Tuesday, April 08, 2014

"Mystery Files: Hitler" from the Smithsonian Channel

The Smithsonian Institution Channel has a series called “Mystery Files”, and the “Mystery Files: Hitler” (23 minutes) gives an insight on to what led Hitler down the path of being one of history’s most violent dictators, after wandering through early adulthood as a homeless, failed art student in Vienna just before World War I.
Hitler was not even “German”, being born in Austria, nor was he “Aryan”.  Perhaps there was a sense of upward affiliation in his attitude.  What seems surprising is that, as a soldier, he adapted to military life in the trenches during WWI relatively well despite his quirkiness and perhaps physical backwardness, because of his absolute loyalty to something bigger than himself, Germany.
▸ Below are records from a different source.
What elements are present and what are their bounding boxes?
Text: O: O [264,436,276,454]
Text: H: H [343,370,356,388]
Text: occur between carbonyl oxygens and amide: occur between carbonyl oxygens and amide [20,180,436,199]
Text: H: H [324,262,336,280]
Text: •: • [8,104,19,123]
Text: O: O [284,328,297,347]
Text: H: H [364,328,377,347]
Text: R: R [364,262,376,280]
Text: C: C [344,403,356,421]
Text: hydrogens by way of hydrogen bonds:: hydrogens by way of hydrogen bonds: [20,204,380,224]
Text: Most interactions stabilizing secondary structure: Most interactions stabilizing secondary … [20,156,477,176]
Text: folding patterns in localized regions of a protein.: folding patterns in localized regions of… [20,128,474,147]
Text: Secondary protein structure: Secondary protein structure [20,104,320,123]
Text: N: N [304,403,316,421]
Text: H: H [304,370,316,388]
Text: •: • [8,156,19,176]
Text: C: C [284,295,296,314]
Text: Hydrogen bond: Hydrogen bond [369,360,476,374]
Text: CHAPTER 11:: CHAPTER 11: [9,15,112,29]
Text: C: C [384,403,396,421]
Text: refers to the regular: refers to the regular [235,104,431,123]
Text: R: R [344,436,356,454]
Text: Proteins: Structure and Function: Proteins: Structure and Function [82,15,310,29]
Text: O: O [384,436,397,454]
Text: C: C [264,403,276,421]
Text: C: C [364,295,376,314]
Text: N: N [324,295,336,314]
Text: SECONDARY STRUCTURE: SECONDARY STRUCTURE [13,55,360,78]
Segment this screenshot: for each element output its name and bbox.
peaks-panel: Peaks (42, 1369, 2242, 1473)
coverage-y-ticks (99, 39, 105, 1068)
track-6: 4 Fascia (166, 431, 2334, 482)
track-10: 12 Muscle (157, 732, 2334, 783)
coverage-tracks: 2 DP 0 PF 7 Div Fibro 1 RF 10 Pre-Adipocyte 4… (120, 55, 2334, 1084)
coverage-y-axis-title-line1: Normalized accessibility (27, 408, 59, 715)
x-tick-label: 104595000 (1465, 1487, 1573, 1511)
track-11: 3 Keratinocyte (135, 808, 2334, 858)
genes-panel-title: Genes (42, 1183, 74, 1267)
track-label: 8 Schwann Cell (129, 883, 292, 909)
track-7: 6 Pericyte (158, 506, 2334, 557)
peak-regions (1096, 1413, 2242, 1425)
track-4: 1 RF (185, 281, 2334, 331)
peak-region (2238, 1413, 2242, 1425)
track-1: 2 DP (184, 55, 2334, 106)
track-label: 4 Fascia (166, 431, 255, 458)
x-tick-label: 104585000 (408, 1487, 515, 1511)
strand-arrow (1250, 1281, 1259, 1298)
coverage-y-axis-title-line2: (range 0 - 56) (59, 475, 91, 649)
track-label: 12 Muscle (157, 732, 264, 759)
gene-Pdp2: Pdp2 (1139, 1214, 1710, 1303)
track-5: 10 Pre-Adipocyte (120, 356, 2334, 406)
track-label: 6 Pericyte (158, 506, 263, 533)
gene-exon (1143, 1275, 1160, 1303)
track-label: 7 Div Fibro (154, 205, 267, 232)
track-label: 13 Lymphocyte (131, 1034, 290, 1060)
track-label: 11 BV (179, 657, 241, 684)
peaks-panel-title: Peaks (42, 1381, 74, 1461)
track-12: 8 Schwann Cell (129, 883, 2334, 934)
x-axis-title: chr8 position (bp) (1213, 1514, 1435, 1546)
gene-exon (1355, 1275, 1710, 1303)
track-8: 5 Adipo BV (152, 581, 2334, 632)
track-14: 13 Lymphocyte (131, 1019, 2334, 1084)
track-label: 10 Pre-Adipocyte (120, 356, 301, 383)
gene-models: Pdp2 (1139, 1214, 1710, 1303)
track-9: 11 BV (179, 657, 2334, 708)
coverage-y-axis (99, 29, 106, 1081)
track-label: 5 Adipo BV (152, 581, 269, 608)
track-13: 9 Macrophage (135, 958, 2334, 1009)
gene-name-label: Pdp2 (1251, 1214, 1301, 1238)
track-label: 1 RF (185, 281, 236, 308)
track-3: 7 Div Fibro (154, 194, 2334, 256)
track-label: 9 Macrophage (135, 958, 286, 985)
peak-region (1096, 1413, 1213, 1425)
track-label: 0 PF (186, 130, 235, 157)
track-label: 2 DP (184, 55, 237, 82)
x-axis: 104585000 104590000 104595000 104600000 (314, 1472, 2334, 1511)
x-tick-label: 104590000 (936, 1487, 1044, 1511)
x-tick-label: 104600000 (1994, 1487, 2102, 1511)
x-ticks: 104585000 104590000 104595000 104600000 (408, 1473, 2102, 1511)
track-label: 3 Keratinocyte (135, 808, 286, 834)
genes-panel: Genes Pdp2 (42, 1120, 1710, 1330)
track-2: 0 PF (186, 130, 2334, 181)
Most of the time, he worked as a runner, delivering messages between the front lines and command.
Hitler was wounded twice.  The first time, he had a shrapnel wound in the thigh and was in the hospital a few months, but returned to duty.  The second time, he became a casualty of poison gas, apparently phosgene, which causes blistering of the skin, internal lung tissue, and blindness, usually temporary but sometimes permanent.  Hitler dreaded blindness as a personal sacrifice, because for a time he still imagined going back to his art.  Intelligence records show he may be been in a psychiatric hospital where his blindness continued for a while because of supposedly hysterical or psychosomatic factors.  He was treated roughly by a psychiatrist whom the Nazis later eliminated with a hit man.  Gradually, his sight returned.  It would be interesting to wonder if the skin burns could have been permanently disfiguring.
Hitler decided to go into politics.  What seems amazing, though, is that a man who now was now over 30 and had never risen about private first class made his way up party ranks so quickly. 

This is one of a long series of biographical and historical portraits of enigmas, available on Netflix Instant Play.